One Song von Miet Warlop | Foto (Detail) (C) Michiel Devijver | Bildquelle: tqw.at

Bewertung:    



Die aus der bildenden Kunst stammende Belgierin Miet Warlop gestaltete ein zum Gedenken an ihren Bruder geschriebenes Stück als faszinierende Performance. Bei dem Tanztheaterobjekt ging es auch um sportliche und musikalische Darbietungen. Es war Teil der Reihe "Histoire(s) du théâtre" , welche vom Schweizer Milo Rau, dem Direktor von NTGent, ins Leben gerufen wurde. Die Bühne sah aus wie eine Turnhalle, in der sich vier Sportler und eine Sportlerin in kurzen Hosen und Trägertrikots aufwärmten. Hinten eine Tribüne mit einer Gruppe unterstützender Fans. Rechts daneben eine Sportkommentatorin in orangefarbenen Satinoverall, und natürlich die männliche Cheerleaderin im cremefarbenen Minikleid.

Und los gings’s zu einem lustigen Sportkonzert:

Die Geigerin spielte, während sie auf einem Schwebebalken balancierte. Der Kontrabassist lag auf einer Matratze und musste in unzähligen Sit-ups seine Bauchmuskeln einsetzen, um seine Saiten zum Klingen zu bringen. Der Keyboarder war gezwungen in die Luft zu springen, um seine Tasten zu erreichen und den leisesten Ton zu spielen. Der Schlagzeuger lief von rechts nach links, um seine Instrumente anzuschlagen. Der Sänger lief während der gesamten Aufführung auf einem Laufband und wiederholte in einer Schleife eine Klage, die mit folgenden Worten begann: "Knock knock/ Who’s there?/ It’s your grief from the past/ Not possible/ For all time sake/ Cause/ Grief is like a rock/ In your head/ It’s hard, it’s rough/ It’s just always there/ It’s salty/ I can taste it on the drop/ Rolling down my nose/ Grief is like a rock.“ Die Kommentatorin kommentierte schreiend in ein Megafon, ohne dass wir ein einziges Wort von dem verstanden, was sie sagte...

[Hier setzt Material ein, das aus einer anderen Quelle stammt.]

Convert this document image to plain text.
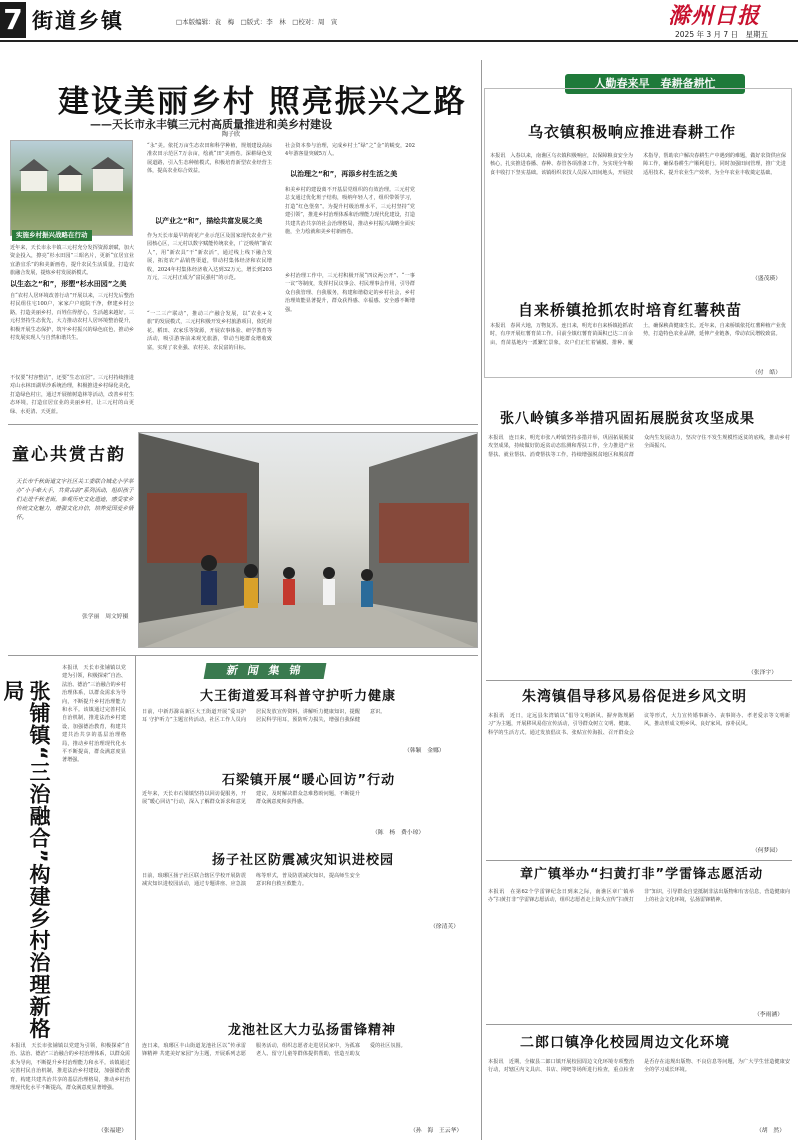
7 街道乡镇	□本版编辑：袁　梅　□版式：李　林　□校对：周　寅	滁州日报
2025 年 3 月 7 日　星期五
建设美丽乡村 照亮振兴之路
——天长市永丰镇三元村高质量推进和美乡村建设
陶子欣
实施乡村振兴战略在行动
近年来，天长市永丰镇三元村充分发挥资源禀赋，加大资金投入，擦亮“杉水田园”三昭名片，更新“宜居宜业宜游宜乐”的和美新画卷，提升农民生活质量，打造农旅融合发展，提炼乡村发展新模式。
以生态之“和”，形塑“杉水田园”之美
自“农村人居环境改善行动”开展以来，三元村先后整治村民组住宅100户，家家户户庭院干净，修建乡村公路，打造美丽乡村，百姓住得舒心，生活越来越好。三元村坚持生态优先，大力推动农村人居环境整治提升，积极开展生态保护，筑牢乡村振兴的绿色底色，推动乡村发展实现人与自然和谐共生。
不仅要“村容整洁”，还要“生态宜居”。三元村持续推进对山水林田湖草沙系统治理，积极推进乡村绿化美化，打造绿色村庄，通过开展植树造林等活动，改善乡村生态环境，打造宜居宜业的美丽乡村，让三元村的山更绿、水更清、天更蓝。
“永”美。依托万亩生态农田和科学种植，规划建设高标准农田示范区7万余亩，绘就“田”美画卷。深耕绿色发展道路，引入生态种植模式，积极培育新型农业经营主体，提高农业综合效益。
以产业之“和”，描绘共富发展之美
作为天长市最早的荷花产业示范区及国家现代农业产业园核心区，三元村以数字赋能传统农业，广泛吸纳“新农人”，用“新农具”干“新农活”，通过线上线下融合发展，拓宽农产品销售渠道，带动村集体经济和农民增收，2024年村集体经济收入达到32万元，增长到203万元，三元村正成为“富民强村”的示范。
“一二三产联动”，推动三产融合发展，以“农业+文旅”的发展模式，三元村积极开发乡村旅游项目，依托荷花、稻田、农家乐等资源，开展农事体验、研学教育等活动，吸引游客前来观光旅游，带动当地群众增收致富，实现了农业强、农村美、农民富的目标。
社会资本参与治理，完成乡村土“绿”之“金”的蜕变，2024年游客量突破5万人。
以治理之“和”，再添乡村生活之美
和美乡村的建设离不开基层党组织的有效治理。三元村党总支通过优化班子结构，吸纳年轻人才，组织带领学习，打造“红色堡垒”。为提升村级治理水平，三元村坚持“党建引领”，推进乡村治理体系和治理能力现代化建设，打造共建共治共享的社会治理格局，推动乡村振兴战略全面实施，全力绘就和美乡村新画卷。
乡村治理工作中，三元村积极开展“四议两公开”、“一事一议”等制度，发挥村民议事会、村民理事会作用，引导群众自我管理、自我服务，构建和谐稳定的乡村社会，乡村治理效能显著提升，群众获得感、幸福感、安全感不断增强。
童心共赏古韵
天长市千秋街道文宇社区关工委联合城北小学举办“小手牵大手，共赏古韵”系列活动，组织孩子们走进千秋老街，参观历史文化遗迹，感受家乡传统文化魅力，增强文化自信，培养爱国爱乡情怀。
张学丽　周文婷摄
张铺镇“三治融合”构建乡村治理新格局
本报讯　天长市张铺镇以党建为引领，积极探索“自治、法治、德治”三治融合的乡村治理体系，以群众需求为导向，不断提升乡村治理能力和水平。该镇通过完善村民自治机制，推进法治乡村建设，加强德治教育，构建共建共治共享的基层治理格局，推动乡村治理现代化水平不断提高，群众满意度显著增强。
本报讯　天长市张铺镇以党建为引领，积极探索“自治、法治、德治”三治融合的乡村治理体系，以群众需求为导向，不断提升乡村治理能力和水平。该镇通过完善村民自治机制，推进法治乡村建设，加强德治教育，构建共建共治共享的基层治理格局，推动乡村治理现代化水平不断提高，群众满意度显著增强。
（张福建）
新 闻 集 锦
大王街道爱耳科普守护听力健康
日前，中新苏滁高新区大王街道开展“爱耳护耳 守护听力”主题宣传活动，社区工作人员向居民发放宣传资料，讲解听力健康知识，提醒居民科学用耳，预防听力损失，增强自我保健意识。
（韩颖　金娜）
石梁镇开展“暖心回访”行动
近年来，天长市石梁镇坚持以回访促服务，开展“暖心回访”行动，深入了解群众诉求和意见建议，及时解决群众急难愁盼问题，不断提升群众满意度和获得感。
（陈　杨　费小琼）
扬子社区防震减灾知识进校园
日前，琅琊区扬子社区联合辖区学校开展防震减灾知识进校园活动，通过专题讲座、应急演练等形式，普及防震减灾知识，提高师生安全意识和自救互救能力。
（徐清芙）
龙池社区大力弘扬雷锋精神
连日来，琅琊区丰山街道龙池社区以“传承雷锋精神 共建美好家园”为主题，开展系列志愿服务活动，组织志愿者走进居民家中，为孤寡老人、留守儿童等群体提供帮助，营造互助友爱的社区氛围。
（孙　海　王云华）
人勤春来早　春耕备耕忙
乌衣镇积极响应推进春耕工作
本报讯　入春以来，南谯区乌衣镇积极响应，以保障粮食安全为核心，扎实推进春播、春种、春管各项准备工作，为实现全年粮食丰收打下坚实基础。该镇组织农技人员深入田间地头，开展技术指导，帮助农户解决春耕生产中遇到的难题，做好农资供应保障工作，确保春耕生产顺利进行。同时加强田间管理，推广先进适用技术，提升农业生产效率，为全年农业丰收奠定基础。
（盛茂瑛）
自来桥镇抢抓农时培育红薯秧苗
本报讯　春回大地，万物复苏。连日来，明光市自来桥镇抢抓农时，有序开展红薯育苗工作。目前全镇红薯育苗面积已达二百余亩，育苗基地内一派繁忙景象，农户们正忙着铺膜、排种、覆土，确保秧苗健康生长。近年来，自来桥镇依托红薯种植产业优势，打造特色农业品牌，延伸产业链条，带动农民增收致富。
（付　皓）
张八岭镇多举措巩固拓展脱贫攻坚成果
本报讯　连日来，明光市张八岭镇坚持多措并举，巩固拓展脱贫攻坚成果，持续做好防返贫动态监测和帮扶工作，全力推进产业帮扶、就业帮扶、消费帮扶等工作，持续增强脱贫地区和脱贫群众内生发展动力，坚决守住不发生规模性返贫的底线，推动乡村全面振兴。
（张泽宇）
朱湾镇倡导移风易俗促进乡风文明
本报讯　近日，定远县朱湾镇以“倡导文明新风、摒弃陈规陋习”为主题，开展移风易俗宣传活动，引导群众树立文明、健康、科学的生活方式。通过发放倡议书、张贴宣传海报、召开群众会议等形式，大力宣传婚事新办、丧事简办、孝老爱亲等文明新风，推动形成文明乡风、良好家风、淳朴民风。
（何梦园）
章广镇举办“扫黄打非”学雷锋志愿活动
本报讯　在第62个学雷锋纪念日到来之际，南谯区章广镇举办“扫黄打非”学雷锋志愿活动，组织志愿者走上街头宣传“扫黄打非”知识，引导群众自觉抵制非法出版物和有害信息，营造健康向上的社会文化环境，弘扬雷锋精神。
（李雨涵）
二郎口镇净化校园周边文化环境
本报讯　近期，全椒县二郎口镇开展校园周边文化环境专项整治行动，对辖区内文具店、书店、网吧等场所进行检查，重点检查是否存在违规出版物、不良信息等问题，为广大学生营造健康安全的学习成长环境。
（胡　然）
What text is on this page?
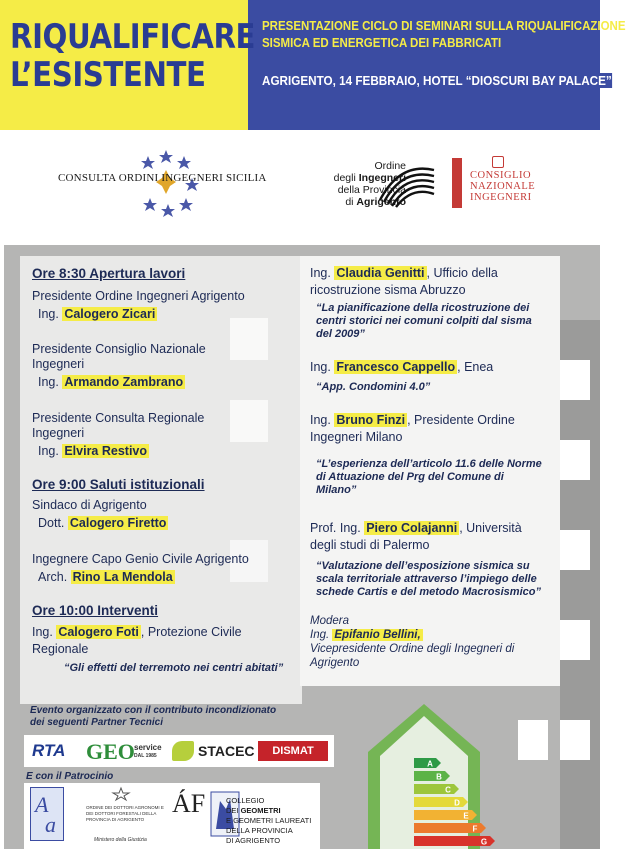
RIQUALIFICARE
L’ESISTENTE
PRESENTAZIONE CICLO DI SEMINARI SULLA RIQUALIFICAZIONE
SISMICA ED ENERGETICA DEI FABBRICATI
AGRIGENTO, 14 FEBBRAIO, HOTEL “DIOSCURI BAY PALACE”
CONSULTA ORDINI INGEGNERI SICILIA
Ordine
degli Ingegneri
della Provincia
di Agrigento
CONSIGLIO
NAZIONALE
INGEGNERI
Ore 8:30 Apertura lavori
Presidente Ordine Ingegneri Agrigento
Ing. Calogero Zicari
Presidente Consiglio Nazionale
Ingegneri
Ing. Armando Zambrano
Presidente Consulta Regionale
Ingegneri
Ing. Elvira Restivo
Ore 9:00 Saluti istituzionali
Sindaco di Agrigento
Dott. Calogero Firetto
Ingegnere Capo Genio Civile Agrigento
Arch. Rino La Mendola
Ore 10:00 Interventi
Ing. Calogero Foti , Protezione Civile
Regionale
“Gli effetti del terremoto nei centri abitati”
Ing. Claudia Genitti , Ufficio della
ricostruzione sisma Abruzzo
“La pianificazione della ricostruzione dei
centri storici nei comuni colpiti dal sisma
del 2009”
Ing. Francesco Cappello , Enea
“App. Condomini 4.0”
Ing. Bruno Finzi , Presidente Ordine
Ingegneri Milano
“L’esperienza dell’articolo 11.6 delle Norme
di Attuazione del Prg del Comune di
Milano”
Prof. Ing. Piero Colajanni , Università
degli studi di Palermo
“Valutazione dell’esposizione sismica su
scala territoriale attraverso l’impiego delle
schede Cartis e del metodo Macrosismico”
Modera
Ing. Epifanio Bellini,
Vicepresidente Ordine degli Ingegneri di
Agrigento
Evento organizzato con il contributo incondizionato
dei seguenti Partner Tecnici
RTA GEO service
DAL 1985	STACEC	DISMAT
E con il Patrocinio
A
a
ORDINE DEI DOTTORI AGRONOMI E DEI DOTTORI FORESTALI DELLA PROVINCIA DI AGRIGENTO
ÁF
Ministero della Giustizia
COLLEGIO
DEI GEOMETRI
E GEOMETRI LAUREATI
DELLA PROVINCIA
DI AGRIGENTO
A
B
C
D
E
F
G
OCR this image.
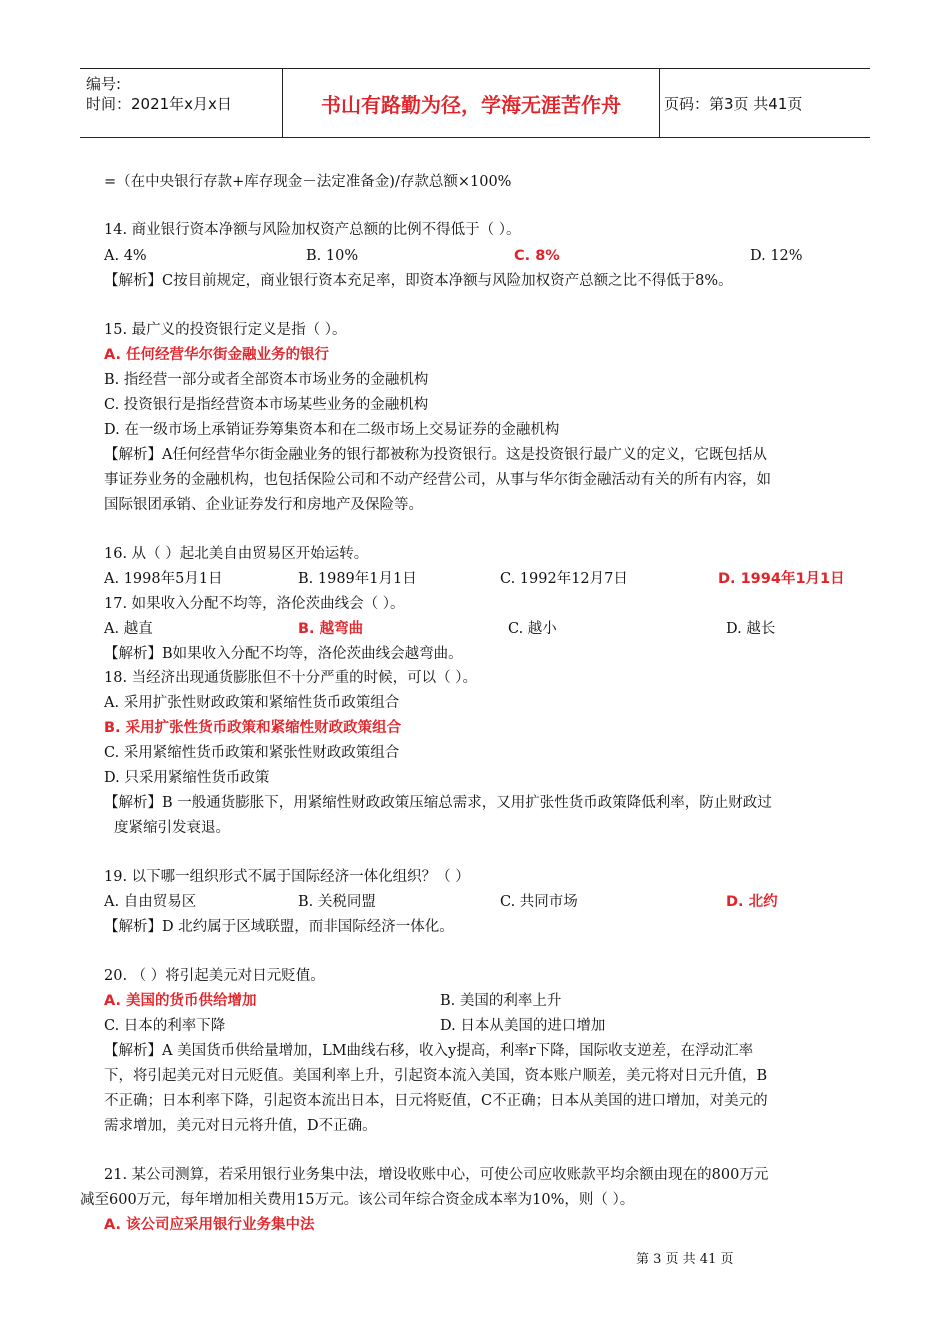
编号:
时间：2021年x月x日	书山有路勤为径，学海无涯苦作舟	页码：第3页 共41页
=（在中央银行存款+库存现金－法定准备金)/存款总额×100%
14. 商业银行资本净额与风险加权资产总额的比例不得低于（ ）。
A. 4%	B. 10%	C. 8%	D. 12%
【解析】C按目前规定，商业银行资本充足率，即资本净额与风险加权资产总额之比不得低于8%。
15. 最广义的投资银行定义是指（ ）。
A. 任何经营华尔街金融业务的银行
B. 指经营一部分或者全部资本市场业务的金融机构
C. 投资银行是指经营资本市场某些业务的金融机构
D. 在一级市场上承销证券筹集资本和在二级市场上交易证券的金融机构
【解析】A任何经营华尔街金融业务的银行都被称为投资银行。这是投资银行最广义的定义，它既包括从
事证券业务的金融机构，也包括保险公司和不动产经营公司，从事与华尔街金融活动有关的所有内容，如
国际银团承销、企业证券发行和房地产及保险等。
16. 从（ ）起北美自由贸易区开始运转。
A. 1998年5月1日	B. 1989年1月1日	C. 1992年12月7日	D. 1994年1月1日
17. 如果收入分配不均等，洛伦茨曲线会（ ）。
A. 越直	B. 越弯曲	C. 越小	D. 越长
【解析】B如果收入分配不均等，洛伦茨曲线会越弯曲。
18. 当经济出现通货膨胀但不十分严重的时候，可以（ ）。
A. 采用扩张性财政政策和紧缩性货币政策组合
B. 采用扩张性货币政策和紧缩性财政政策组合
C. 采用紧缩性货币政策和紧张性财政政策组合
D. 只采用紧缩性货币政策
【解析】B 一般通货膨胀下，用紧缩性财政政策压缩总需求，又用扩张性货币政策降低利率，防止财政过
度紧缩引发衰退。
19. 以下哪一组织形式不属于国际经济一体化组织？（ ）
A. 自由贸易区	B. 关税同盟	C. 共同市场	D. 北约
【解析】D 北约属于区域联盟，而非国际经济一体化。
20. （ ）将引起美元对日元贬值。
A. 美国的货币供给增加	B. 美国的利率上升
C. 日本的利率下降	D. 日本从美国的进口增加
【解析】A 美国货币供给量增加，LM曲线右移，收入y提高，利率r下降，国际收支逆差，在浮动汇率
下，将引起美元对日元贬值。美国利率上升，引起资本流入美国，资本账户顺差，美元将对日元升值，B
不正确；日本利率下降，引起资本流出日本，日元将贬值，C不正确；日本从美国的进口增加，对美元的
需求增加，美元对日元将升值，D不正确。
21. 某公司测算，若采用银行业务集中法，增设收账中心，可使公司应收账款平均余额由现在的800万元
减至600万元，每年增加相关费用15万元。该公司年综合资金成本率为10%，则（ ）。
A. 该公司应采用银行业务集中法
第 3 页 共 41 页
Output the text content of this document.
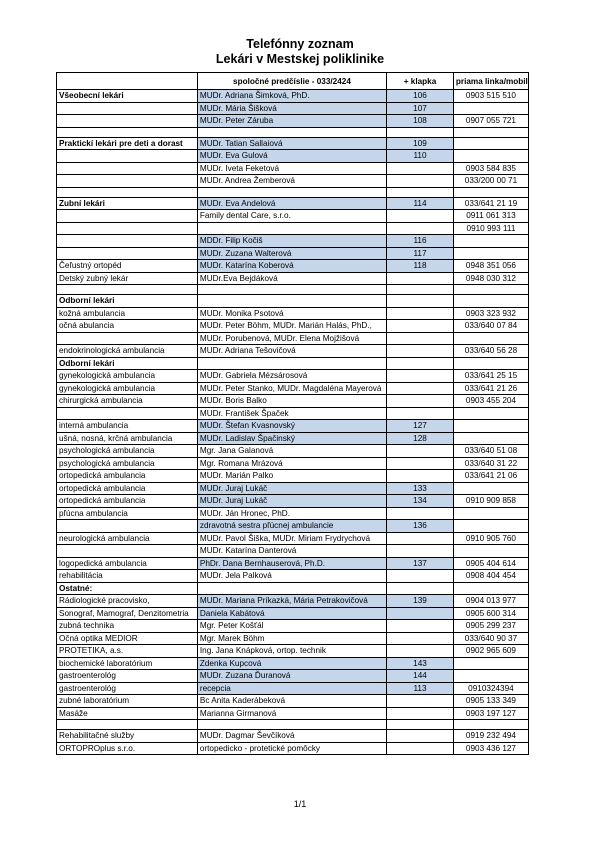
Telefónny zoznam
Lekári v Mestskej poliklinike
	spoločné predčíslie - 033/2424	+ klapka	priama linka/mobil
Všeobecní lekári	MUDr. Adriana Šimková, PhD.	106	0903 515 510
	MUDr. Mária Šišková	107	
	MUDr. Peter Záruba	108	0907 055 721

Praktickí lekári pre deti a dorast	MUDr. Tatian Sallaiová	109	
	MUDr. Eva Gulová	110	
	MUDr. Iveta Feketová		0903 584 835
	MUDr. Andrea Žemberová		033/200 00 71

Zubní lekári	MUDr. Eva Andelová	114	033/641 21 19
	Family dental Care, s.r.o.		0911 061 313
			0910 993 111
	MDDr. Filip Kočiš	116	
	MUDr. Zuzana Walterová	117	
Čeľustný ortopéd	MUDr. Katarína Koberová	118	0948 351 056
Detský zubný lekár	MUDr.Eva Bejdáková		0948 030 312

Odborní lekári			
kožná ambulancia	MUDr. Monika Psotová		0903 323 932
očná abulancia	MUDr. Peter Böhm, MUDr. Marián Halás, PhD.,		033/640 07 84
	MUDr. Porubenová, MUDr. Elena Mojžišová		
endokrinologická ambulancia	MUDr. Adriana Tešovičová		033/640 56 28
Odborní lekári			
gynekologická ambulancia	MUDr. Gabriela Mézsárosová		033/641 25 15
gynekologická ambulancia	MUDr. Peter Stanko, MUDr. Magdaléna Mayerová		033/641 21 26
chirurgická ambulancia	MUDr. Boris Balko		0903 455 204
	MUDr. František Špaček		
interná ambulancia	MUDr. Štefan Kvasnovský	127	
ušná, nosná, krčná ambulancia	MUDr. Ladislav Špačinský	128	
psychologická ambulancia	Mgr. Jana Galanová		033/640 51 08
psychologická ambulancia	Mgr. Romana Mrázová		033/640 31 22
ortopedická ambulancia	MUDr. Marián Palko		033/641 21 06
ortopedická ambulancia	MUDr. Juraj Lukáč	133	
ortopedická ambulancia	MUDr. Juraj Lukáč	134	0910 909 858
pľúcna ambulancia	MUDr. Ján Hronec, PhD.		
	zdravotná sestra pľúcnej ambulancie	136	
neurologická ambulancia	MUDr. Pavol Šiška, MUDr. Miriam Frydrychová		0910 905 760
	MUDr. Katarína Danterová		
logopedická ambulancia	PhDr. Dana Bernhauserová, Ph.D.	137	0905 404 614
rehabilitácia	MUDr. Jela Palková		0908 404 454
Ostatné:			
Rádiologické pracovisko,	MUDr. Mariana Príkazká, Mária Petrakovičová	139	0904 013 977
Sonograf, Mamograf, Denzitometria	Daniela Kabátová		0905 600 314
zubná technika	Mgr. Peter Košťál		0905 299 237
Očná optika MEDIOR	Mgr. Marek Böhm		033/640 90 37
PROTETIKA, a.s.	Ing. Jana Knápková, ortop. technik		0902 965 609
biochemické laboratórium	Zdenka Kupcová	143	
gastroenterológ	MUDr. Zuzana Ďuranová	144	
gastroenterológ	recepcia	113	0910324394
zubné laboratórium	Bc Anita Kaderábeková		0905 133 349
Masáže	Marianna Girmanová		0903 197 127

Rehabilitačné služby	MUDr. Dagmar Ševčíková		0919 232 494
ORTOPROplus s.r.o.	ortopedicko - protetické pomôcky		0903 436 127
1/1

So zirka eine Stunde ging das, in der wir nie aufhörten zu lachen und zugleich bewegt zu sein, ohne zu wissen warum. Eine Stunde, in der wir von einer Art Trance erfasst wurden.

*

Als Milo Rau die Ausführenden [alle Namen s.u.] bat, bei "Histoire(s) du théâtre" mitzuwirken, wollte Miet Warlop erst eines ihrer ersten Stücke, und zwar Sportband/Afgetrainde Klanke, aus dem Jahr 2005 aufführen. Aber sie hatte gerade ihren Bruder verloren, plante um und schuf eine Art Requiem. Es war ihr Versuch mit dem Kummer umzugehen, ihn zu erschöpfen. Das Stück thematisierte Leben und Tod, Schönheit und Absurdität und den nackten Lebensimpuls. Alles wiederholte sich und kam wieder.



One Song von Miet Warlop | Foto (C) Michiel Devijver | Bildquelle: tqw.at


One Song ist ein einzigartiges Stück über winzige und unendliche Variationen unseres Lebens, des Aufstehens, Wachsens und Fallens.

* *

Die Tänzer, Musiker, Sänger und Schauspieler folgten der krassen Choreografie. Durch die sportlichen Anstrengungen wurden Erschöpfungen sichtbar und erlebbar. Es wurde authentisch transportiert, was Miet Warlop ausdrücken wollte. Und man staunte die ganze Zeit, wie es möglich war, neben anstrengenden sportlichen Aktivitäten noch Theater zu spielen und Musik aufzuführen.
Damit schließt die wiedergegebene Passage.